Vor allem Geschäftsführer von Unternehmen sollten trotz Zahlungsschwierigkeiten Ihre Steuerpflicht nicht vergessen. Denn sie sind zur rechtzeitigen und vollständigen Abgabe der Steuererklärungen verpflichtet. Dazu gehört auch die fristgerechte Zahlung an den Fiskus.

Wichtig:

Geschäftsführer einer GmbH haften beispielsweise nicht erst bei fehlender Besteuerung, sondern bereits bei nur teilweiser oder nicht fristgerechter Überweisung der Steuern. Diese Verpflichtung gilt auch innerhalb der 3-wöchigen-Frist nach Insolvenzordnung.

Der Gesetzgeber beschränkt die Haftung auf den Fall, dass tatsächlich ausreichende Mittel vorhanden sind und diese von der Geschäftsführung nicht in gleicher Höhe für Steuerschulden wie für sonstige Schulden genutzt werden. Damit verletzt die Geschäftsführung die ihr nach § 34 AO auferlegten steuerlichen Pflichten. Wurden alle Gläubiger einschließlich dem Fiskus gleichermaßen anteilig bedient, gilt die Haftung nach § 69 AO nur für die Steuerverbindlichkeiten, die noch nicht entrichtet wurden.

Keine Regel ohne Ausnahme: Die gleichmäßige anteilige Tilgung aller Gläubigerforderungen gilt nicht für Lohnsteuerschulden. Es ist vielmehr so, dass die Geschäftsführung den Fokus auf die Entlohnung ihrer Mitarbeiter inklusive Abgabe der Lohnsteuer an das Finanzamt legen muss. Fehlen dem Unternehmen die Mittel, um Löhne und Gehälter plus Steuern zu überweisen, müssen die Löhne gekürzt werden. Im Ergebnis haftet das Unternehmen für die korrekte Versteuerung.
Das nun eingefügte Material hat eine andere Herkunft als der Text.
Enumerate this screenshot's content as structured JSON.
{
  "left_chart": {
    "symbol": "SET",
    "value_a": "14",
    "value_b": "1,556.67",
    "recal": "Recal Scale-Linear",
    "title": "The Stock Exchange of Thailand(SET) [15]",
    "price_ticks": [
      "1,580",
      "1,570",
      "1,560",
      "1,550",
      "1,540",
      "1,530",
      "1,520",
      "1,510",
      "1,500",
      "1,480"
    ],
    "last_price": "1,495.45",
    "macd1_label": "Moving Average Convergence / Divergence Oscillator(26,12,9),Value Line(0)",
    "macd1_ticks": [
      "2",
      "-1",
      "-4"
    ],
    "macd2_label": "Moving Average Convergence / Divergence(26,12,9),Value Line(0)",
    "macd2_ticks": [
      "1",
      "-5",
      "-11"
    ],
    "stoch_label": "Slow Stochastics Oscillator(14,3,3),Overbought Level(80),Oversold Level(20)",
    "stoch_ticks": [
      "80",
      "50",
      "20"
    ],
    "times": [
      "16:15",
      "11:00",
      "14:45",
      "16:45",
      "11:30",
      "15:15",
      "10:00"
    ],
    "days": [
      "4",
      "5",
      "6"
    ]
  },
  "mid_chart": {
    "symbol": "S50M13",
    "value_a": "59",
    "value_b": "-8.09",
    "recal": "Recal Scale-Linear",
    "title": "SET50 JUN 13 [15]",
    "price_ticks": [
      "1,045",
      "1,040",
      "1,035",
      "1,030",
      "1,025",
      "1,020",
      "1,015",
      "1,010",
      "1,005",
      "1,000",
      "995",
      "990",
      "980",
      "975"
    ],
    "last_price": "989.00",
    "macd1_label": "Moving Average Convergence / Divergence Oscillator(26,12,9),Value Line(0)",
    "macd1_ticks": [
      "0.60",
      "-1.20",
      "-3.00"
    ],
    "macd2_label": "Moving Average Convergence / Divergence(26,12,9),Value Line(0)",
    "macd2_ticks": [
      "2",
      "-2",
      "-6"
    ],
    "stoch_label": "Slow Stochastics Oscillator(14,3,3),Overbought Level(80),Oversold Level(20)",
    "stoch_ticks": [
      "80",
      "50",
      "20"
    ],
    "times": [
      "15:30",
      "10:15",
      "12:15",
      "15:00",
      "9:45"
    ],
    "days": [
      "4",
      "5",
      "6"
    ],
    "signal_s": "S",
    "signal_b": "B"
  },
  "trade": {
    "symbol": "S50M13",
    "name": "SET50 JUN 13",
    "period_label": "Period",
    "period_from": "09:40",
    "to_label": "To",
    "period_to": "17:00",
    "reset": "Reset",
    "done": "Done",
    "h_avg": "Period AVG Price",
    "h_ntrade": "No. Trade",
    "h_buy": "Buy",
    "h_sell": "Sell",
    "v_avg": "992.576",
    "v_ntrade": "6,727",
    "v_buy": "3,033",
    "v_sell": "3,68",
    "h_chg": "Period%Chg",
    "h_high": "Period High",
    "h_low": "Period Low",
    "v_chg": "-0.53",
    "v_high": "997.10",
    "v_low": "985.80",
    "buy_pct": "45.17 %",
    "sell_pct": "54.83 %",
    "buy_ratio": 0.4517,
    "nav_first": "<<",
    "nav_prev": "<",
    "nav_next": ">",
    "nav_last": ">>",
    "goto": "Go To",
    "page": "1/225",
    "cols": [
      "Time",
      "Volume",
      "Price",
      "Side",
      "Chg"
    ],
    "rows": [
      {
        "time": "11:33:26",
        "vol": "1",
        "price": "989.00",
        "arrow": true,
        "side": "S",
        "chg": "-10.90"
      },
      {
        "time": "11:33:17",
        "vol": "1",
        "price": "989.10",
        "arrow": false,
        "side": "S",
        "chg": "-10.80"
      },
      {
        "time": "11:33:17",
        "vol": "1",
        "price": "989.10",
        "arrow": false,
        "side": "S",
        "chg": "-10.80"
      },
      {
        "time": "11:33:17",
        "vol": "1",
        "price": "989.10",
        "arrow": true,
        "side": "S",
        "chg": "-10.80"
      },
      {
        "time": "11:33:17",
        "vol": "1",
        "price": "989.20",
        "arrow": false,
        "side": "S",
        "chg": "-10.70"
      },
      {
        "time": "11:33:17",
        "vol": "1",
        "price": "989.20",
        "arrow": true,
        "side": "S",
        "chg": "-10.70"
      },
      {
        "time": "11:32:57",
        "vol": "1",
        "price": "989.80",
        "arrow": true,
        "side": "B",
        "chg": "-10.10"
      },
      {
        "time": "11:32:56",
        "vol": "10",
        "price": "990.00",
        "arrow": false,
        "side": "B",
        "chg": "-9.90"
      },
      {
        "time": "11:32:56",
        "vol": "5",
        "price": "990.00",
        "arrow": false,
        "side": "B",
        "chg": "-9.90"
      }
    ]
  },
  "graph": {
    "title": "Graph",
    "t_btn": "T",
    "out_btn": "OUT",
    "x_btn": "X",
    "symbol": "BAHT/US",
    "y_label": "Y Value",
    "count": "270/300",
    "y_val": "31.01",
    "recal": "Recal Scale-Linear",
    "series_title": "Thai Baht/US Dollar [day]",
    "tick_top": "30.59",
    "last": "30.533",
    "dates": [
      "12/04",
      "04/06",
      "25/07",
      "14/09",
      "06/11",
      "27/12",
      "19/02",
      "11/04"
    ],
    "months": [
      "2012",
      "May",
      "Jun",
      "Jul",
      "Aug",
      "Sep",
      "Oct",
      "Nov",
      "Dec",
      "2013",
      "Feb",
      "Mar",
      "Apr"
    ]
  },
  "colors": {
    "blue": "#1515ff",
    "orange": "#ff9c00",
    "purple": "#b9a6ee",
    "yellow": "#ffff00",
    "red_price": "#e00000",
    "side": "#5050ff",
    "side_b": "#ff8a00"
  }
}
Fazit: Anzeichen für Zahlungsunfähigkeit und steuerliche Haftungsrisiken rechtzeitig beachten

Jeder Zahlungspflichtige sollte auf Anzeichen achten, die auf Zahlungsunfähigkeit oder gar Überschuldung hinweisen. Wer seinen Verpflichtungen aus eigener Kraft nicht mehr nachkommen kann, sollte sich unbedingt Unterstützung suchen.

Organe von Unternehmen müssen nicht nur ihre Aufgaben gegenüber Belegschaft und Gläubiger erfüllen, sondern auch ihren steuerlichen Pflichten gegenüber dem Fiskus gerecht werden. Um Haftungsrisiken zu vermeiden, müssen die Besonderheiten der Steuerarten bekannt sein und erfüllt werden. Rechtzeitige Vorsorge und Dokumentation sollte daher für jeden Geschäftsführer auf der Tagesordnung stehen.